Quote from: NightShade on December 30, 2017, 04:44:42 AM
This also allows you to use pretty much ANY DNS server out there to grab results. The bad thing is all someone has to do to bypass is change the DNS on their computer or device.
no, a Port forward can prevent this (for example for LAN):
from any to ! LAN IP UDP/53 -> LAN IP 53
Quote from: bartjsmit on December 21, 2017, 06:06:50 PM
You can use OpenDNS for DNS with an account for your network to block the social media category
Bart...
Hi. OpenDNS might be quite alright to use, but it does Hi-jack your DNS queries to display adpages on domains not resolvable, so i have stopped recommend OpenDNS just because of this.

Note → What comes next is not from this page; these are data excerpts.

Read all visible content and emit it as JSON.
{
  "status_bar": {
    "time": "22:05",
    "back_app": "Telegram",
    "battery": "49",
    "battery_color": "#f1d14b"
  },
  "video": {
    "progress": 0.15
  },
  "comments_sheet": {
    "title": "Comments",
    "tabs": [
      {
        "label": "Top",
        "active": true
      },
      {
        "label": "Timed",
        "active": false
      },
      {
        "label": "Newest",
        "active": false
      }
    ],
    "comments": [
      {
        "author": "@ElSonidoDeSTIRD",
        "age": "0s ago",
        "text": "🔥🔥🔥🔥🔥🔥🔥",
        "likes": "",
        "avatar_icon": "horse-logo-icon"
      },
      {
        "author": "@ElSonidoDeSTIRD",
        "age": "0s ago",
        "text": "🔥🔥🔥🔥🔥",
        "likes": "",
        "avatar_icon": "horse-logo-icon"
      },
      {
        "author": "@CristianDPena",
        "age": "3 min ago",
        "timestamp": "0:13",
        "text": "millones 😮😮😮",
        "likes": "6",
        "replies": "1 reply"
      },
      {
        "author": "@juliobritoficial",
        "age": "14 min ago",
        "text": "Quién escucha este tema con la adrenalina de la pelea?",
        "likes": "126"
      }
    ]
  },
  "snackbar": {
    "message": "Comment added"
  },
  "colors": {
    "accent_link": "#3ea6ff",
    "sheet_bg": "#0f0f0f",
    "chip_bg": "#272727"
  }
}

I wrote some IPS rules for this, they might get official after 18.1.
Quote from: Gargamel on January 09, 2018, 09:41:16 AM
Hi. OpenDNS might be quite alright to use, but it does Hi-jack your DNS queries to display adpages on domains not resolvable, so i have stopped recommend OpenDNS just because of this.
Hi Gargamel, when is the last time you've experienced the ads please? OpenDNS claims not to have done so for quite some years: https://umbrella.cisco.com/blog/2014/05/29/no-more-ads/ Just wondering if they have started doing this again.
Thanks,
Bart...
How about the Quad9 DNS server: https://arstechnica.com/information-technology/2017/11/new-quad9-dns-service-blocks-malicious-domains-for-everyone/
Quote from: phoenix on January 09, 2018, 06:34:58 PM
How about the Quad9 DNS server: https://arstechnica.com/information-technology/2017/11/new-quad9-dns-service-blocks-malicious-domains-for-everyone/
Much as I would like to agree with you that Facebook is malware, you're on your own here ;D
Bart...
Quote from: bartjsmit on January 09, 2018, 06:24:51 PM
Quote from: Gargamel on January 09, 2018, 09:41:16 AM
Hi. OpenDNS might be quite alright to use, but it does Hi-jack your DNS queries to display adpages on domains not resolvable, so i have stopped recommend OpenDNS just because of this.
Hi Gargamel, when is the last time you've experienced the ads please? OpenDNS claims not to have done so for quite some years: https://umbrella.cisco.com/blog/2014/05/29/no-more-ads/ Just wondering if they have started doing this again.
Thanks,
Bart...
'
Personally i havent used OpenDNS since they hijack dns querys, glad they stopped their ad-infestations.
My mom had OpenDNS in her router, many problems was solved by going back to ISP dns server a few weeks ago.